1:15:56 V: Meneer, ik was serieus met mijn opmerking, want het zou zo kunnen zijn dat mijn vrouw mechanisch is en je daardoor, als je naar haar kijkt, hetzelfde ziet, want in essentie is het mechanische patroon hetzelfde.
1:16:11 Begrijpt u wat ik bedoel?
1:16:14 K: Ik denk dat ik u begrijp, meneer.
1:16:22 Onze geest is mechanisch geworden, nietwaar? Waarom? Ziet u, we nemen dit alles niet waar. Waarom is onze geest zo mechanisch geworden? Onze banen zijn mechanisch geworden. Nietwaar? Nietwaar? Opstaan in de ochtend, enzovoort, kantoor, de routine, de routine, onze manier van denken is routine, altijd langs een bepaalde lijn, horizontaal of verticaal, eerzuchtig of ronddobberend.
1:17:11 Dus onze geest is blijven steken in de routine van een geloof enzovoort, dus alles is mechanisch geworden, uw seks, uw ambities, uw eerzucht, uw goden, alles is mechanisch.
1:17:28 U bent zich er niet van bewust.
1:17:41 Dus er is niets nieuws.
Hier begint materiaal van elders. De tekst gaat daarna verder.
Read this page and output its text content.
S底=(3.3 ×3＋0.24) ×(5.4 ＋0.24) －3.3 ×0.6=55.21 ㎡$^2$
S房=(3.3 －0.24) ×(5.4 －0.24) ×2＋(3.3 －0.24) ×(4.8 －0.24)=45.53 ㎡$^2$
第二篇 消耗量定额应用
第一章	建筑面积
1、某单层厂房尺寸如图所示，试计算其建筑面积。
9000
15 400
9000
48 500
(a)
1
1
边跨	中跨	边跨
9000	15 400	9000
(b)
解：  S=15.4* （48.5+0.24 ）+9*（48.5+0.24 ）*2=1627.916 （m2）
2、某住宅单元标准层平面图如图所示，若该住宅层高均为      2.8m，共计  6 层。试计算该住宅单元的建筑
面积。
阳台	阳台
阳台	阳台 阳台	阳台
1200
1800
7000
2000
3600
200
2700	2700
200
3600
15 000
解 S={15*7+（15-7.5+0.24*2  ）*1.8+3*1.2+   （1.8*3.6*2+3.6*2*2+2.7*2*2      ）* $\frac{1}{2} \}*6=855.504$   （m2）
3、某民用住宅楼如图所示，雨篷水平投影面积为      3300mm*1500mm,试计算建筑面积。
Dus we zeggen iets dat tegengesteld is aan dat alles.
1:17:55 Dat wil zeggen: waarnemen zonder de waarnemer, die het verleden is.
1:18:04 Zelfs de kwartel is het ermee eens!
1:18:09 V: Maar meneer, als ik probeer te zien 'wat is', zonder verleden en het verleden werkt erin door...
1:18:19 K: Kijk dan naar het verleden, ontdek waarom het verleden doorwerkt, waarom het verleden zo belangrijk is geworden in ons leven.
1:18:30 Meneer, kijk, het verleden is belangrijk als u een auto bestuurt.
1:18:41 Want als u gewoon in een auto wordt gezet, met een stuur, en u wist niks over de techniek van het autorijden, wat u heeft geleerd door voortdurende herhaling, wat kennis wordt, dan zou u niet in staat zijn om te rijden.
1:18:55 U kunt dan wel gaan rijden, maar u zou uzelf of iemand anders doden. Dus kennis over taal, over zaken, alle noodzakelijke dingen doen in het dagelijks leven, kennis is dan belangrijk.
1:19:14 Maar als de geest, gevormd door de gehele dynamiek van het denken, een proces is van de werkzaamheid van voorbije kennis, voorbije ervaring, herinneringen, dan verwordt hij tot een gevaarlijk instrument dat mensen verdeelt, dat mensen vernietigt.
1:19:51 V: Dus zonder meditatie heeft het leven geen betekenis.
1:19:58 K: Wat we nu doen, maakt deel uit van meditatie.
1:20:07 Dit is meditatie, de geest verhelderen.
1:20:16 Meneer, kijk, als ik katholiek ben zou mijn meditatie begrensd worden door een bepaald patroon en dat is geen meditatie.
1:20:33 Meditatie is iets dat geen beperkingen heeft. Ik ga hier niet volledig op in. U zult hier in willen vluchten. Ik niet. Want mediteren is een buitengewone activiteit. Het kan er alleen zijn als de geest volledig vrij is van verwarring.
1:20:58 Als een verward mens mediteert, is zijn meditatie nog steeds verward, of het nu transcendente meditatie is of andere onzin, het is nog steeds verwarde meditatie, die alleen tot illusies kan leiden.
1:21:19 Meneer, allerlei van deze goeroes hebben mij een keer bezocht.
1:21:28 Ik vertel het u alleen maar, het grappige ervan. De grote en de kleine. En ze zeggen allemaal: 'Wat u zegt, meneer, is de grootste waarheid, is wat u leeft', etc. 'Een groot voorrecht...' En dan vervolgen zij hun weg.
1:21:47 Want zij zeggen: 'Sorry, meneer, we moeten de arme mensen helpen die het niet snappen.' Heeft u het spel door? Goed. Is dat genoeg?